Я в то время уже была в арбузовской студии, и меня ребята-драматурги и сам Арбуз поддерживали всеми силами . Драматург Оля Кучкина попросила у меня пьесу «Любовь» (зачем тебе, у неё нет «лита») - она кивнула и через месяц вернула со штампом ЛИТа! Ее подружка из минкульта РСФСР, Таня Агапова, отдала пьеску в цензуру, и они не нашли ничего крамольного: мата нет, критики позиции партии нет. Через год пьеса была напечатана в журнале «Театр» (главный редактор ее принял с радостью -драматург Салынский) и пьеска моя небольшая пошла по московским театрам: МХАТ, Таганка, Ермоловский, Современник, Новый театр, ещё три-четыре других; и по стране. И в Германии. В Америке. В Париже. И в Индии и ещё в Испании и в Австралии?

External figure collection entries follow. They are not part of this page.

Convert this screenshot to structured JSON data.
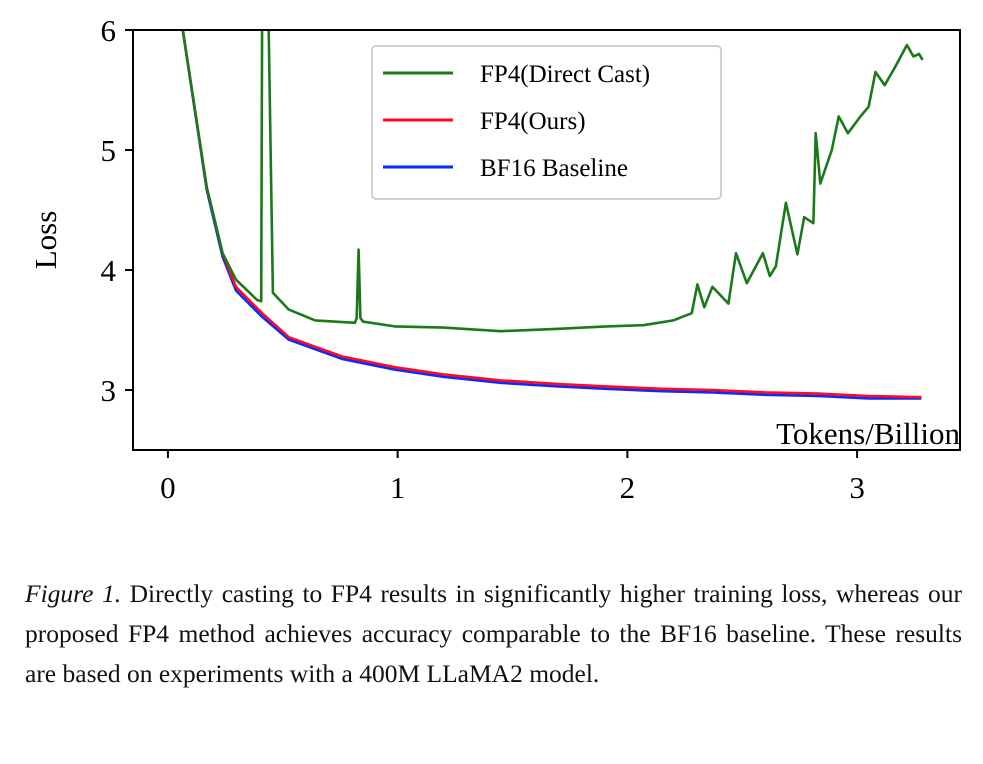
{
  "chart_data": {
    "type": "line",
    "title": "",
    "xlabel": "Tokens/Billion",
    "ylabel": "Loss",
    "xlim": [
      -0.152,
      3.448
    ],
    "ylim": [
      2.5,
      6.0
    ],
    "xticks": [
      0,
      1,
      2,
      3
    ],
    "yticks": [
      3,
      4,
      5,
      6
    ],
    "grid": false,
    "legend_placement": "top-center",
    "series": [
      {
        "name": "FP4(Direct Cast)",
        "color": "#1a7a1a",
        "x": [
          0.065,
          0.169,
          0.238,
          0.296,
          0.388,
          0.406,
          0.41,
          0.418,
          0.438,
          0.457,
          0.526,
          0.641,
          0.814,
          0.822,
          0.83,
          0.838,
          0.849,
          0.987,
          1.2,
          1.448,
          1.7,
          1.909,
          2.07,
          2.2,
          2.28,
          2.305,
          2.335,
          2.37,
          2.44,
          2.473,
          2.52,
          2.59,
          2.62,
          2.646,
          2.69,
          2.74,
          2.77,
          2.81,
          2.82,
          2.84,
          2.89,
          2.92,
          2.96,
          3.015,
          3.05,
          3.08,
          3.12,
          3.165,
          3.217,
          3.245,
          3.27,
          3.285
        ],
        "y": [
          6.0,
          4.69,
          4.14,
          3.92,
          3.75,
          3.74,
          6.1,
          6.1,
          6.1,
          3.81,
          3.67,
          3.58,
          3.56,
          3.6,
          4.17,
          3.6,
          3.57,
          3.53,
          3.52,
          3.49,
          3.51,
          3.53,
          3.54,
          3.58,
          3.64,
          3.88,
          3.69,
          3.86,
          3.72,
          4.14,
          3.89,
          4.14,
          3.95,
          4.03,
          4.56,
          4.13,
          4.44,
          4.39,
          5.14,
          4.72,
          5.0,
          5.28,
          5.14,
          5.28,
          5.36,
          5.65,
          5.54,
          5.69,
          5.875,
          5.78,
          5.8,
          5.75
        ]
      },
      {
        "name": "FP4(Ours)",
        "color": "#ff0a1e",
        "x": [
          0.065,
          0.169,
          0.238,
          0.296,
          0.41,
          0.526,
          0.757,
          0.987,
          1.2,
          1.448,
          1.7,
          1.909,
          2.15,
          2.37,
          2.6,
          2.83,
          3.05,
          3.28
        ],
        "y": [
          6.0,
          4.69,
          4.14,
          3.86,
          3.64,
          3.44,
          3.28,
          3.19,
          3.13,
          3.08,
          3.05,
          3.03,
          3.01,
          3.0,
          2.98,
          2.97,
          2.95,
          2.94
        ]
      },
      {
        "name": "BF16 Baseline",
        "color": "#0a2aff",
        "x": [
          0.065,
          0.169,
          0.238,
          0.296,
          0.41,
          0.526,
          0.757,
          0.987,
          1.2,
          1.448,
          1.7,
          1.909,
          2.15,
          2.37,
          2.6,
          2.83,
          3.05,
          3.28
        ],
        "y": [
          6.0,
          4.67,
          4.11,
          3.83,
          3.61,
          3.42,
          3.26,
          3.17,
          3.11,
          3.06,
          3.03,
          3.01,
          2.99,
          2.98,
          2.96,
          2.95,
          2.93,
          2.93
        ]
      }
    ]
  },
  "caption": {
    "label": "Figure 1.",
    "text": " Directly casting to FP4 results in significantly higher training loss, whereas our proposed FP4 method achieves accuracy comparable to the BF16 baseline.  These results are based on experiments with a 400M LLaMA2 model."
  }
}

И у нас в доме был взрослыми заведён порядок: мама села с тетрадкой в уголку -не подходить!
И ещё правило: на ночь или папа читает детям Библию, или я - сочиняю новую сказку. Потом «Маленькая ночная серенада» и спим.

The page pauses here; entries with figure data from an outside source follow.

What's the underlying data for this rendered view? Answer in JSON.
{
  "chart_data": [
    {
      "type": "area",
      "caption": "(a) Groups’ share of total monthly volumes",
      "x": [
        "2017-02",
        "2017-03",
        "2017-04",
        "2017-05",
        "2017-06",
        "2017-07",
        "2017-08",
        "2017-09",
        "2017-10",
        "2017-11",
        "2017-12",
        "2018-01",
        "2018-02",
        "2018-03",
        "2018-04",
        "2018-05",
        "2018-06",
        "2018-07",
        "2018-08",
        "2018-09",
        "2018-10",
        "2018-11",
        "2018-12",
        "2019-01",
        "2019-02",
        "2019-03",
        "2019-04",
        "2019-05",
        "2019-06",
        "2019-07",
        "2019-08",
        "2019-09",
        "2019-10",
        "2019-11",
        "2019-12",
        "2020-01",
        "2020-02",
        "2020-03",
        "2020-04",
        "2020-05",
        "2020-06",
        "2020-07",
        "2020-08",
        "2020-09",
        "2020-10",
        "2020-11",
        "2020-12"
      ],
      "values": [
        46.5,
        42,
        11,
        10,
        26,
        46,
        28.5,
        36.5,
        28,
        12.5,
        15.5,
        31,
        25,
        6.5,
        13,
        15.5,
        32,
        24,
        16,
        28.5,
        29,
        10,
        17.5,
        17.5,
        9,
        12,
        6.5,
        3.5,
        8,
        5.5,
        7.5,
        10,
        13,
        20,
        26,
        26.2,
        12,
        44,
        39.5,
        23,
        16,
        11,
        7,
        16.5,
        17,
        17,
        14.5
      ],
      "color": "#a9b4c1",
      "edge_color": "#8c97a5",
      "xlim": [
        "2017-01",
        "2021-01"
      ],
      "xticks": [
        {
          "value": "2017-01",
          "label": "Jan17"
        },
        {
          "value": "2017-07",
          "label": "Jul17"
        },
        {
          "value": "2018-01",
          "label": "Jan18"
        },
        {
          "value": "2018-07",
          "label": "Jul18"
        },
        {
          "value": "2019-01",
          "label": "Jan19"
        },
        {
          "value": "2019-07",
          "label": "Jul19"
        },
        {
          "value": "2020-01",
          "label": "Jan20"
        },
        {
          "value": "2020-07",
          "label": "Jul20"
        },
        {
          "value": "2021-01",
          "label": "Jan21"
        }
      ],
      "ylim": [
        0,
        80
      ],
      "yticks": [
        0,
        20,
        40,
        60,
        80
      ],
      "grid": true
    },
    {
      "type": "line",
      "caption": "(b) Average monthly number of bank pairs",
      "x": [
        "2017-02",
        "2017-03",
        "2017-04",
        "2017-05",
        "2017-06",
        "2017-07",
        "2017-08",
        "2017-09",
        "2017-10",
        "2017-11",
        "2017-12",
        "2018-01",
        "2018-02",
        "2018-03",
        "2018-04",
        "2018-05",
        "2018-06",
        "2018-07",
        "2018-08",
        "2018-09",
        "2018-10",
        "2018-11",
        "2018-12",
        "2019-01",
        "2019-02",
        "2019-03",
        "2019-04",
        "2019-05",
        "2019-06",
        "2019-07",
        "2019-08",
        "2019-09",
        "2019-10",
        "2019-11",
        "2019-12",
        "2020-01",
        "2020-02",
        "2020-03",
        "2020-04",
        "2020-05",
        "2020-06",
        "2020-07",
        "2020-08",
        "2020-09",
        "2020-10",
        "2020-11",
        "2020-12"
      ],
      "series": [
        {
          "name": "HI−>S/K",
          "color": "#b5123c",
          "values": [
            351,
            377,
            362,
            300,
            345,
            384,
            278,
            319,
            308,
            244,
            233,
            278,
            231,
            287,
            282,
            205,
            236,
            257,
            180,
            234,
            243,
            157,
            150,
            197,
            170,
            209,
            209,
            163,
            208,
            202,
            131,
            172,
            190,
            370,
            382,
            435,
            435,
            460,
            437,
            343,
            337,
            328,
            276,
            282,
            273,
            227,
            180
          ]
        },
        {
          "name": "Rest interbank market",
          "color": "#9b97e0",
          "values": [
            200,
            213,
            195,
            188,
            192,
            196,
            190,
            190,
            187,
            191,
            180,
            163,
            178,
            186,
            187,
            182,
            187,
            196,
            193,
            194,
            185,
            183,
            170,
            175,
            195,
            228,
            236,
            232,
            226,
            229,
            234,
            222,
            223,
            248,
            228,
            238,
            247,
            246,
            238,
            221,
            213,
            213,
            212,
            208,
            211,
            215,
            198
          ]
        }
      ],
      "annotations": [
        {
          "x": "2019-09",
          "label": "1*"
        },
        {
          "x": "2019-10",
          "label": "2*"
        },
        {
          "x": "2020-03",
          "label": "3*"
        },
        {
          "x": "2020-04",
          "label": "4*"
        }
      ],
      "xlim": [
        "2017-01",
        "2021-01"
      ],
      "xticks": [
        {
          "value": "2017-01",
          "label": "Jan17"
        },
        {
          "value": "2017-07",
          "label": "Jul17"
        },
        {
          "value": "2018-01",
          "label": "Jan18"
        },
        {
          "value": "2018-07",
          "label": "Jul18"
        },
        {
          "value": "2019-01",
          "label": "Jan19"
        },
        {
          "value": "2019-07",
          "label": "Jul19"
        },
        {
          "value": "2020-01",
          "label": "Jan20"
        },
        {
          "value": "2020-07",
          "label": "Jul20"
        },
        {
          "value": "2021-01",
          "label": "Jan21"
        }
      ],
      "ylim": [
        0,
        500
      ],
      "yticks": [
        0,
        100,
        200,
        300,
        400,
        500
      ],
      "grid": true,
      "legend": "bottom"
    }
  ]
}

А у Кирюши уже были свои девчонки, дочки Аня, младше Наташи на три года, и маленькая Маша. И он, выгнанный из МГУ, работал санитаром в больнице и дворником в подземном переходе. Там у него собирались все дружки, и в их комнате на Пречистенке иногда ночевало по пять человек. Весь художественный Арбат. У Кирюши и у нас с Борей , как потом у Феди, Наташи и внучек Маши и Ани, в друзьях ходило пол-Москвы. Кирилл был просто свет в окне для многих. У него в комнате годами жили попавшие в беду, бездомные. и вдруг Кирюшины университетские друзья -Петя Холобаев, Макс Ковальский и другие - позвали его работать в какой-то создающийся новый печатный орган. В отдел экономики редактором. Из дворников - ad astrum! В результате у них возник «Коммерсант», Кирюша там отработал 15 лет в заместителях главного редактора. И как крупнейший специалист в области мировой экономики. Я из каждого визита за бугор собирала по самолетам и везла ребёнку кипу иностранных газет. Он читал на всех языках ( не знаю насчёт иероглифов). Интернета у нас в стране не было. Прадед его, профессор Н. Ф. Яковлев, читал на одиннадцати языках, не считая почти шестидесяти языков Дагестана, которым он дал письменность.
Федя тоже знает языков пять. Наташа английский и полузабытый французский, на котором где тут говорить. Я тоже все перезабыла, но пою по-польски, по-французски и по-английски. И на идише куплет в «Старушке-не-спеша».
Вот Федя прислал свой портрет в 14 лет- уже в 16 он стал главным редактором журнала «Не спать» и в 18 лет -журнала -«Молоток». И вот акварельные портреты Ани и Машеньки. Я рисовала их, им было в 12 и 10 лет. И вот фото четырехлетней Наташи с Анечкой. Найти ещё молодого Кирюшу, надо лезть по шкафам.